In this paper, we introduce a methodology for the automated construction of a statistical forecast for gas production from coalbed methane wells. The approach uses decline curves to extrapolate production from individual wells and provides a statistical range of outcomes based on a regression model, fit to a cluster of wells similar to the one being forecasted. The purpose of the method is to provide a quick forecast that uses only directly measured data that are subject to a minimal additional interpretation and modelling. In the paper, we describe application of the workflow to forecast production from previously produced and newly drilled horizontal coal-gas wells in the Bowen basin and compare predictions to the actually observed production.
First of all, we benchmarked different types of decline curves against numerical simulation to evaluate the applicability of decline curves for long term predictions. We checked Arps's and power-law and exponentiated exponential family of type curves to predict production for up to 30 years. When compared to the simulation results, Arps's curves provided the best match.
Then, we introduced a type curve fitting workflow and compare prediction against observed production for each type of decline curves at prediction period from three months to five years.
After that, we evaluated different regression models (linear, kernel density estimate, agglomerative clustering, Bayesian combination of linear regression and clustering, support vector and random forest) to predict the peak rate and provide a way to extract the decline statistics for similar wells.

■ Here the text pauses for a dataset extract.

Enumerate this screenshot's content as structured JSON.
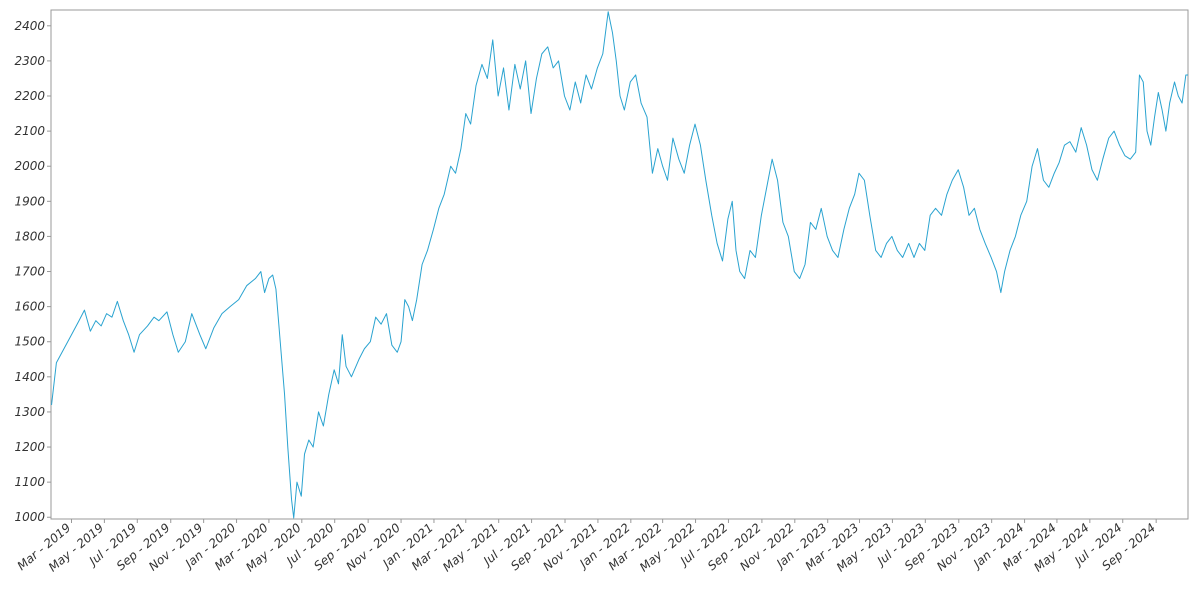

The combination of type curves and a regression model allowed us to construct a distribution of decline curves for each well and extract curves corresponding to the requested quantiles. We applied this statistical approach to production of 140 wells and compared the predicted results with the actual production.
In the end, we discuss how this workflow can be applied to forecast production from the new infill wells. The only essential difference is that the peak rate needs to be adjusted to take the depletion into account. That can be done by multiplying the peak rate estimate by the ratio of inflow rate at the time of the historical peak and the current time. The inflow ratio can be estimated by comparing the average reservoir pressure at both moments in time.
We used this workflow as a part of the screening process to select infill well candidates. In the paper, we compare the results of the prediction with the actual production from 15 infill wells drilled within two years form the time of the forecast.